Я едва куском не подавился, трубка сама из рук вывалилась. Вот не знал, что у Ирки мрачный родитель…

Таким образом, я обзвонил всех, и, в общем-то, разговор везде получался одинаковый: «Ах, ах, убежала! Это очень плохо! Что же делать? Мы ее накажем. Придем, придем в шесть часов обязательно». И все в таком роде…

Тосю Хохлову я оставил напоследок. На закуску, так сказать. Сначала я сходил на кухню, налил себе еще стакан чаю, послаще, уселся поудобнее. Набираю.

— Позовите, пожалуйста, гражданку Хохлову.

— Да. Я. — Голос самоуверенный, как у дикторши.

— Я звоню по просьбе Нины Харитоновны. Случилось нечто ужасное. Понимаете, из ряда вон. Ваша дочь Тося нарушила дисциплину, убежала с уроков!

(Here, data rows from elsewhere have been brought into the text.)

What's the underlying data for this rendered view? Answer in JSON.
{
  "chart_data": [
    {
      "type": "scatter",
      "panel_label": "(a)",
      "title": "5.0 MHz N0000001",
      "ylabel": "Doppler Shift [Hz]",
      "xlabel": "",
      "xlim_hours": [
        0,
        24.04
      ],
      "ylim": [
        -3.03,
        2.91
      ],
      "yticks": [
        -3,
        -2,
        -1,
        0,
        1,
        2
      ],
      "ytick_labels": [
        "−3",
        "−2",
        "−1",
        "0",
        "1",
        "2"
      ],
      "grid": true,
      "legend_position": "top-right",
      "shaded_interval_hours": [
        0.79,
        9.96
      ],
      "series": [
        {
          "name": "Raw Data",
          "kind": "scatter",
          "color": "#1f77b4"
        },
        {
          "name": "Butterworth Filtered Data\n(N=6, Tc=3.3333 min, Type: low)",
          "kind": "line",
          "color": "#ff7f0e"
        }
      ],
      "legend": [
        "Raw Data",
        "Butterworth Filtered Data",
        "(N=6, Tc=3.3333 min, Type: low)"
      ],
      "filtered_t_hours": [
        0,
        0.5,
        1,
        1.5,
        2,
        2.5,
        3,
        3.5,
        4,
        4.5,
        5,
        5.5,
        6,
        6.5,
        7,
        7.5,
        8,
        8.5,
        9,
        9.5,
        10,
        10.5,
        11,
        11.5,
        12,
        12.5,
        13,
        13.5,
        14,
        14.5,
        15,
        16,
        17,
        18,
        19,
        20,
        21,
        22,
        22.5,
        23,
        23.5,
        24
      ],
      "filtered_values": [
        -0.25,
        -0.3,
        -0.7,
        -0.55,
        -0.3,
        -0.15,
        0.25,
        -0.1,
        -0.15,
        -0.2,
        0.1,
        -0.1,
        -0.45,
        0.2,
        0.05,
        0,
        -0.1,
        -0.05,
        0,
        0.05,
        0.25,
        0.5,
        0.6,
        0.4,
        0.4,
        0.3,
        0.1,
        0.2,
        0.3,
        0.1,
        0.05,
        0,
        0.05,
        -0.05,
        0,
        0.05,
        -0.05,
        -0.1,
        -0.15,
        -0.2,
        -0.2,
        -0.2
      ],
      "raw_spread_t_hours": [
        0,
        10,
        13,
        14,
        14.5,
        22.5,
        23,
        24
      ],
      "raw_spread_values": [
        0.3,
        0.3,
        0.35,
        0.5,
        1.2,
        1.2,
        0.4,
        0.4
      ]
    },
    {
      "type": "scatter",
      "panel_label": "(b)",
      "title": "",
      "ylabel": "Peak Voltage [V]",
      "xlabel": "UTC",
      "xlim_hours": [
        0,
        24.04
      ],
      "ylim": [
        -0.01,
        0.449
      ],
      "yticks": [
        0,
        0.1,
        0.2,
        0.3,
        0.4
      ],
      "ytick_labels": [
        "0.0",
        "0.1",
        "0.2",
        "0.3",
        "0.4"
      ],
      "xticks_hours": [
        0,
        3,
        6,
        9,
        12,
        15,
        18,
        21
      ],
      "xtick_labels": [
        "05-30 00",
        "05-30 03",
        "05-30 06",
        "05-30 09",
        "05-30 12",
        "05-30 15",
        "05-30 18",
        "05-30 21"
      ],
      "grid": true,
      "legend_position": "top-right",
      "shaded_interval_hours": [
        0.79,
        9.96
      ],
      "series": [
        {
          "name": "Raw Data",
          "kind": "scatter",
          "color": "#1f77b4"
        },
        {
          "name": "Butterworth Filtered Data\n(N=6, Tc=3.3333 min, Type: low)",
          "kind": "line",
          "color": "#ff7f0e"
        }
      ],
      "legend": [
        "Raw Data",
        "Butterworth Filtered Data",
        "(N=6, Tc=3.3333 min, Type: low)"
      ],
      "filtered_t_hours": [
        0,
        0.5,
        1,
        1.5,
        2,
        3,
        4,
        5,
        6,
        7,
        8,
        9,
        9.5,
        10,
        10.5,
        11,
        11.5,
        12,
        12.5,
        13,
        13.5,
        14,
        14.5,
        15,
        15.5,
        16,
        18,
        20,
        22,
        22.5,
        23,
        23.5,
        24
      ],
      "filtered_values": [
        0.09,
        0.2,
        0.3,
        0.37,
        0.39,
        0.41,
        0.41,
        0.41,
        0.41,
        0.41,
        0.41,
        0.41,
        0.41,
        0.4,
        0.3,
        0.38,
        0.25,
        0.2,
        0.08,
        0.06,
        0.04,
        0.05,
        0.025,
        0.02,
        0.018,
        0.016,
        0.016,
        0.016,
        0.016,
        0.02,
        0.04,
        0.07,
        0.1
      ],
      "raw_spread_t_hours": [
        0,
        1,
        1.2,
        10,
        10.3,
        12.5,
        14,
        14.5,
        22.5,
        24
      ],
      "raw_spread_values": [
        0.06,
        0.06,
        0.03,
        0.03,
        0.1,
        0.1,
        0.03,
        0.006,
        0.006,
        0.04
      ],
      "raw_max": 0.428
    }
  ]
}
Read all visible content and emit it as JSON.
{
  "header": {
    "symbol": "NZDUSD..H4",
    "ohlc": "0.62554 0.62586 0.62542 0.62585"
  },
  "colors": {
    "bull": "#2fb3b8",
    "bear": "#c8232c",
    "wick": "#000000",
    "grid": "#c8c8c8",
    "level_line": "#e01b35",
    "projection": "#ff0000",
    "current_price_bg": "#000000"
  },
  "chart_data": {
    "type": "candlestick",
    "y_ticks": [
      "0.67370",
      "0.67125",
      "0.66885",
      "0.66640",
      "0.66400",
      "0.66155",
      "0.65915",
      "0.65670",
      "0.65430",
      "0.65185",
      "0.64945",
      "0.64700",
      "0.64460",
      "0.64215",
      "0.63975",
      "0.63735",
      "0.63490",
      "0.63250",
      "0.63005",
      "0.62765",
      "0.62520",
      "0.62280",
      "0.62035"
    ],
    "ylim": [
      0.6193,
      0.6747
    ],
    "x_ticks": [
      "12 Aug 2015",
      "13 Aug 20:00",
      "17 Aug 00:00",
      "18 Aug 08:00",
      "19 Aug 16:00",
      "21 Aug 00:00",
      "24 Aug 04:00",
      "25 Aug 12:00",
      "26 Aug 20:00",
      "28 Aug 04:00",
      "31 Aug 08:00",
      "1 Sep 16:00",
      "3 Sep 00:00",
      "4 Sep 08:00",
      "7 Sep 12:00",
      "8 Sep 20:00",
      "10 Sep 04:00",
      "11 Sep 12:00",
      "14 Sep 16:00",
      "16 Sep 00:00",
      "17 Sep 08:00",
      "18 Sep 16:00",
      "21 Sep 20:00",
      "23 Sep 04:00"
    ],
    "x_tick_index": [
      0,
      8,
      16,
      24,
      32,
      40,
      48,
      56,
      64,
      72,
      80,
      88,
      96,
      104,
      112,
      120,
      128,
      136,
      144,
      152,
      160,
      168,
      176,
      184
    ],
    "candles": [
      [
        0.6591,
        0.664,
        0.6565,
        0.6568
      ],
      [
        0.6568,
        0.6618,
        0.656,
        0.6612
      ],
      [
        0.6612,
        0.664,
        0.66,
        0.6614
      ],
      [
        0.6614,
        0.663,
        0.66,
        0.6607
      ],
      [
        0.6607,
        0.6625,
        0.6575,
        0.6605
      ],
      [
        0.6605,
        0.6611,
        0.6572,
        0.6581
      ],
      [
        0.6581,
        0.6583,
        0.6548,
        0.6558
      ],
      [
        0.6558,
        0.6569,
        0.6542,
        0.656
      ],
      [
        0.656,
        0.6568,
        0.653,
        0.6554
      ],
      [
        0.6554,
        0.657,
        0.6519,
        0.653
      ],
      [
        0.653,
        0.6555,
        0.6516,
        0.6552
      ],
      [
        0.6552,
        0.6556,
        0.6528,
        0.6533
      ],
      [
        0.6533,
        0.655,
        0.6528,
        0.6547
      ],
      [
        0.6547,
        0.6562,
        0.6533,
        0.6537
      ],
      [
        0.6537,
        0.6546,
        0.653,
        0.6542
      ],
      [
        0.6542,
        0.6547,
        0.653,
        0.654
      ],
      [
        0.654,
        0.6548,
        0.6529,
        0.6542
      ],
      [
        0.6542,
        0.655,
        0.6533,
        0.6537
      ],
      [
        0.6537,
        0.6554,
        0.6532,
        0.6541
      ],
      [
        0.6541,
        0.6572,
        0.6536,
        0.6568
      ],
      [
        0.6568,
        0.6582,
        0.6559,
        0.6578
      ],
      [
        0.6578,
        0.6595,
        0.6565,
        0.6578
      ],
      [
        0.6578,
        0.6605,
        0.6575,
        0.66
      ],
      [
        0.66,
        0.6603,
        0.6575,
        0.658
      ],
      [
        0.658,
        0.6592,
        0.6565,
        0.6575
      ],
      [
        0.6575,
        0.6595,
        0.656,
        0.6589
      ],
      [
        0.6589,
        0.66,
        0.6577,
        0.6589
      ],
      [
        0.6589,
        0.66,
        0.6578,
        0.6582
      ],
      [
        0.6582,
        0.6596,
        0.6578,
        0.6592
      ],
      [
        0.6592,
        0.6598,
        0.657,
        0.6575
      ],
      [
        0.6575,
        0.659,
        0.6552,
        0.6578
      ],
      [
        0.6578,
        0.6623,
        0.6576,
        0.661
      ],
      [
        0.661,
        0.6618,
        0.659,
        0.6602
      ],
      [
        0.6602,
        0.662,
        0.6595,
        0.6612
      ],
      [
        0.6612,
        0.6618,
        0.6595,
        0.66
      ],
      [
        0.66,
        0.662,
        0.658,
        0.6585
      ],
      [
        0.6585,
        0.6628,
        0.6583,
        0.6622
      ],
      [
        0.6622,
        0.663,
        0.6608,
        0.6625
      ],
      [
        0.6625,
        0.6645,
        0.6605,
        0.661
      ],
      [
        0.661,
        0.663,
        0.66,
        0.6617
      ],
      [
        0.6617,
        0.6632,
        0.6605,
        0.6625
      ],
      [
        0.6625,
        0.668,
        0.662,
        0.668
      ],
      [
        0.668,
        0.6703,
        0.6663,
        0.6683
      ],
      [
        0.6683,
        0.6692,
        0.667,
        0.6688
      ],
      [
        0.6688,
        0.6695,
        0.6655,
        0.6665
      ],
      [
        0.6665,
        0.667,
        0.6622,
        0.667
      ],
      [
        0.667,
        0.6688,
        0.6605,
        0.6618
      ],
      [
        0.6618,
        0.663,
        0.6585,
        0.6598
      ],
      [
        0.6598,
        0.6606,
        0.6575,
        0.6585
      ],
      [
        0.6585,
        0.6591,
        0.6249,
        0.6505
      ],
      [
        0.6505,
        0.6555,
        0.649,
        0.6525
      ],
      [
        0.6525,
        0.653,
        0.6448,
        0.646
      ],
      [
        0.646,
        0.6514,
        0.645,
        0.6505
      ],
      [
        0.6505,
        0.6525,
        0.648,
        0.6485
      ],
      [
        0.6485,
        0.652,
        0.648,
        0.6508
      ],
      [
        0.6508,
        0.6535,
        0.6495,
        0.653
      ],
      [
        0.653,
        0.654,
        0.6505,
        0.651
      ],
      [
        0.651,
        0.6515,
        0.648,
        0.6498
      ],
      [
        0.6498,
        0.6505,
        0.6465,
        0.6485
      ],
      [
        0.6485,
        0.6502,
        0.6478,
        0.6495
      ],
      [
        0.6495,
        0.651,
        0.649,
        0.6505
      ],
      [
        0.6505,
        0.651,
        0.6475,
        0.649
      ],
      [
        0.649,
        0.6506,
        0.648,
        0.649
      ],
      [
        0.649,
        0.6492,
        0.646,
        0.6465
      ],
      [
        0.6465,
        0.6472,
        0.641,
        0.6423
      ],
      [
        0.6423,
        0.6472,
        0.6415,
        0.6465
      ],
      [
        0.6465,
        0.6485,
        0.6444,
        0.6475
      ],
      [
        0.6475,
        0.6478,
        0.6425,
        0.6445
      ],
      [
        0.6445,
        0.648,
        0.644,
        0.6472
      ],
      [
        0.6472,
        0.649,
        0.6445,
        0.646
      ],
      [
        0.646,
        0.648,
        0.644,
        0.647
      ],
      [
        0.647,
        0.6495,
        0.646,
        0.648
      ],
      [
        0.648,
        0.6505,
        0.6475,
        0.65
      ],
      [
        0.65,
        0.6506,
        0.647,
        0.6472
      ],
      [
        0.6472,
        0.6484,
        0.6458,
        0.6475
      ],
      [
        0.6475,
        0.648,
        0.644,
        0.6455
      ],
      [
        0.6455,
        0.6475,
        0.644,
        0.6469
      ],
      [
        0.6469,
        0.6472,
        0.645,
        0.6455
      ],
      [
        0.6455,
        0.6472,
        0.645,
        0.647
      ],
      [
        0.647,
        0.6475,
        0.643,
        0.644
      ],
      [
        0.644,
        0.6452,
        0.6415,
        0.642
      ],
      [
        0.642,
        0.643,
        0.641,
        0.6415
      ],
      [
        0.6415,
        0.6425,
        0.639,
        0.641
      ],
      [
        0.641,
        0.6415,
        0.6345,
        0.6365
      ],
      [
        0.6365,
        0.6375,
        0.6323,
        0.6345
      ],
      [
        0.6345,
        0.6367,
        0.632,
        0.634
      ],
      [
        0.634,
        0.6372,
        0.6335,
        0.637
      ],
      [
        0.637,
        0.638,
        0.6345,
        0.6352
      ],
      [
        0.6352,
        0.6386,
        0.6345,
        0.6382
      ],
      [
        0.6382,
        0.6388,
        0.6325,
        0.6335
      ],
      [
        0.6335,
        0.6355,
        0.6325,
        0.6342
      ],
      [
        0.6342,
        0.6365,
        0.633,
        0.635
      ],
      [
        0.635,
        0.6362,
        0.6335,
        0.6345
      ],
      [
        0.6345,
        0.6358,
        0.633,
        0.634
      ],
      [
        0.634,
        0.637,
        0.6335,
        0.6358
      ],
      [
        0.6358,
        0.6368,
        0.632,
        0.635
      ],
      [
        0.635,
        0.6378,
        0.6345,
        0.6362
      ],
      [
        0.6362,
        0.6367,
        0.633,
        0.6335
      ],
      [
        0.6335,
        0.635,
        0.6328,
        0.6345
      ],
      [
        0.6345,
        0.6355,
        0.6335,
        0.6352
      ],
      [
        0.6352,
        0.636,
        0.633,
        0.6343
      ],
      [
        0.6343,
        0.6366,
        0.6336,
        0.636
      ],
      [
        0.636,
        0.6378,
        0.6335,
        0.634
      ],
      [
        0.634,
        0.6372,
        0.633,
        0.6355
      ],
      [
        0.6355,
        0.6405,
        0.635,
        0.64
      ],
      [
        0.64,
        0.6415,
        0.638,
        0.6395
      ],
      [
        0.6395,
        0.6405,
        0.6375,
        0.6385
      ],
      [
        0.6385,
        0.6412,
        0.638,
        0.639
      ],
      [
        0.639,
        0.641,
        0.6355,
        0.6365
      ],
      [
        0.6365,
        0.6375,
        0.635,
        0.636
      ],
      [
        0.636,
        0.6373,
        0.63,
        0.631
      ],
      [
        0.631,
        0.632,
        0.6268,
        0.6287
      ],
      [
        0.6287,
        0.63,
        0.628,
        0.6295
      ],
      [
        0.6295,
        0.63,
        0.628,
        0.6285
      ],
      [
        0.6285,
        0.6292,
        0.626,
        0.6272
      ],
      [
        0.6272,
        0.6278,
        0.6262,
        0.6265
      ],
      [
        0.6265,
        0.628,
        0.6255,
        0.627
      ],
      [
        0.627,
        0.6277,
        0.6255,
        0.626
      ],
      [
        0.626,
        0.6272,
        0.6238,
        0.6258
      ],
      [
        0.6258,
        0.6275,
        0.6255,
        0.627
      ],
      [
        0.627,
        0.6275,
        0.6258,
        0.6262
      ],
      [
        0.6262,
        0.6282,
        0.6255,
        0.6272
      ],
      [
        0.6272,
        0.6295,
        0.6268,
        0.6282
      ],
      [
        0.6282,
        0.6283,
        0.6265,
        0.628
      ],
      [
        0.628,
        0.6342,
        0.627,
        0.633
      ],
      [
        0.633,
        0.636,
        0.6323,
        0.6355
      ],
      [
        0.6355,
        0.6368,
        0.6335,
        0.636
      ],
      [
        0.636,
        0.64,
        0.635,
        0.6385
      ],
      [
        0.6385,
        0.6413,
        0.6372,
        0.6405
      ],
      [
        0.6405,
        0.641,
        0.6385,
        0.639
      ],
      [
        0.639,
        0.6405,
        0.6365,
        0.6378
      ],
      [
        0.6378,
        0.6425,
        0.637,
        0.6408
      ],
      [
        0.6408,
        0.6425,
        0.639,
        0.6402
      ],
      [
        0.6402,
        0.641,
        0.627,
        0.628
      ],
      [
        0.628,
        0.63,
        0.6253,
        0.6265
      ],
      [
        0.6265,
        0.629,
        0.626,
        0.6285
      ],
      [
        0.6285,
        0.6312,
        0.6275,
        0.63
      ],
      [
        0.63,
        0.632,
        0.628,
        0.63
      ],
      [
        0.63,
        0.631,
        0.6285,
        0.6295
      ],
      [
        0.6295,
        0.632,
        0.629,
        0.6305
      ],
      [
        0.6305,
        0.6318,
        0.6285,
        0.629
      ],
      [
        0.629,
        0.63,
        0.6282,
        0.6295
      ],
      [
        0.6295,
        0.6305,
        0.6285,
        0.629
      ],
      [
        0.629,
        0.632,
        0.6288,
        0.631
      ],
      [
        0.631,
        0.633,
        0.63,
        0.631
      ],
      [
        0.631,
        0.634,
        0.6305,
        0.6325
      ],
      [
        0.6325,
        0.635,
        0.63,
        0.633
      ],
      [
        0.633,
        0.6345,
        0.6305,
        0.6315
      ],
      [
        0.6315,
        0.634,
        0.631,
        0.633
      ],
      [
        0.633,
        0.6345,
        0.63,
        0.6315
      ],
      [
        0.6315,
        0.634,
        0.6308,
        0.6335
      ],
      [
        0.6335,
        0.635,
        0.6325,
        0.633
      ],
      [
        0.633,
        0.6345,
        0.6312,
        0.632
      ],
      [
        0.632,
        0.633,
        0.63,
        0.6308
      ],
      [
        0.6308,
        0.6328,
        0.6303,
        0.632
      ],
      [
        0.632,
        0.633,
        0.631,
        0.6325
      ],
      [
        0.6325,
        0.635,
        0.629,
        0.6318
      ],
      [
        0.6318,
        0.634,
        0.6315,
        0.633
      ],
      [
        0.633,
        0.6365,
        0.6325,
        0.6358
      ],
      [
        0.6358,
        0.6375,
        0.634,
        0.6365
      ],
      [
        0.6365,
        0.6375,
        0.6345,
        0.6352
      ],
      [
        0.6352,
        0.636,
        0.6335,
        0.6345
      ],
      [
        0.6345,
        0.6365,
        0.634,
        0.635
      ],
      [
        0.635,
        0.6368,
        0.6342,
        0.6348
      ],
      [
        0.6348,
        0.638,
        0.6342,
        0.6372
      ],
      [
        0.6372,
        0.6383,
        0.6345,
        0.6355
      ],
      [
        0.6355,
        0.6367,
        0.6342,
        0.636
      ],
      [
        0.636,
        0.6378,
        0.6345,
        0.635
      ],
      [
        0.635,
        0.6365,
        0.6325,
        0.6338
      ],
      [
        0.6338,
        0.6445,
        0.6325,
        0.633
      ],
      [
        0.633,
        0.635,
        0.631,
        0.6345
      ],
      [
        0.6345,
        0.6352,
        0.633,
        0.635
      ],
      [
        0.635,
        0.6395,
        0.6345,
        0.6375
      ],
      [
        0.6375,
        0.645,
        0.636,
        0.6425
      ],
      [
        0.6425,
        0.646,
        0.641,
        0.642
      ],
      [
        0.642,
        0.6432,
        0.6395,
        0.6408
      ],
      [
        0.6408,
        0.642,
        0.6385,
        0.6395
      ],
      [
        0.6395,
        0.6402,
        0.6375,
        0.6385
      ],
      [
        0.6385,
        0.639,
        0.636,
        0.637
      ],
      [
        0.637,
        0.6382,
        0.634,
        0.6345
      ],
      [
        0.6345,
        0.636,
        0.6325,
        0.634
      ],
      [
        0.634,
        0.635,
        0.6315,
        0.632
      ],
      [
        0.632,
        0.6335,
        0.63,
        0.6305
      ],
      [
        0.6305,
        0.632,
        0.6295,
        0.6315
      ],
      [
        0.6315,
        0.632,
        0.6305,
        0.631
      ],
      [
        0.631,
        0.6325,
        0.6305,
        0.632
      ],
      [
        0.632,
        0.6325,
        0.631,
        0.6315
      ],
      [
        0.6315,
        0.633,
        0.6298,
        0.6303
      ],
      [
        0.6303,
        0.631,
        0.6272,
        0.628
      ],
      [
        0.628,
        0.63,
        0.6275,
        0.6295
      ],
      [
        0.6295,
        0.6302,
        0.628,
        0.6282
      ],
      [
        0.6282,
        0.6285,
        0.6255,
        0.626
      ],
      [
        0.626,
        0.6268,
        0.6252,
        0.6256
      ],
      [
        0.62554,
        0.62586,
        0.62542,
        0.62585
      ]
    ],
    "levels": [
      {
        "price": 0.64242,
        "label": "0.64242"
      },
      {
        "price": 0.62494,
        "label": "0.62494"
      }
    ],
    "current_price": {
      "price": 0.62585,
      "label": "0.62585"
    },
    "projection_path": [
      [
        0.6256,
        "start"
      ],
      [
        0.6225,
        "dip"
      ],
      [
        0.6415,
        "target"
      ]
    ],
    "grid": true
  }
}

Сказал и жду. Прямо-таки не дышу, прислушиваюсь.

— Убежала?.. Вот и молодец. Правильно сделала. — В трубке звякнуло. Частые гудки.

Я оторопел. Вот это да! Вскочил. И про чай забыл сразу. Пришлось раза два обежать комнату, чтобы как-то в себя прийти.

Заглянул в зеркало — лицо красное. Хорош, нечего сказать! Дурак я, дурак! Тоськина-то мама сразу поняла, что разговор этот мне удовольствие доставляет. Отбрила на все сто! Получил? Так и надо!

Я разложил на столе учебники, развернул тетрадь. Но уроки не шли в голову, все время разговор с Тоськиной мамой вспоминался.

Чтобы отвлечься, начал зубрить роль судьи Ляпкина-Тяпкина. Послезавтра репетиция, а я еще и не принимался за роль.

— «Боже, боже!» — орал я как можно громче, чтобы заглушить неприятные воспоминания.

— «Боже! Вынеси благополучно, так вот коленки и ломает. Имею честь представиться: судья здешнего уездного суда, коллежский асессор Ляпкин-Тяпкин». Ну-ка, еще раз. «Боже, боже! Вынеси благополучно…» Забыл, как там?.. «Вынеси благополучно… Так вот коленки и ломает. Имею честь представиться. Коллежский…» Нет, не так.

В общем, коллежский дурак Горяев Андрей.

Надо сосредоточиться. Начну еще раз.

— «Боже, боже! Вынеси благополучно!» — Я наконец вошел в роль и взвыл так громко, что мама прибежала с кухни.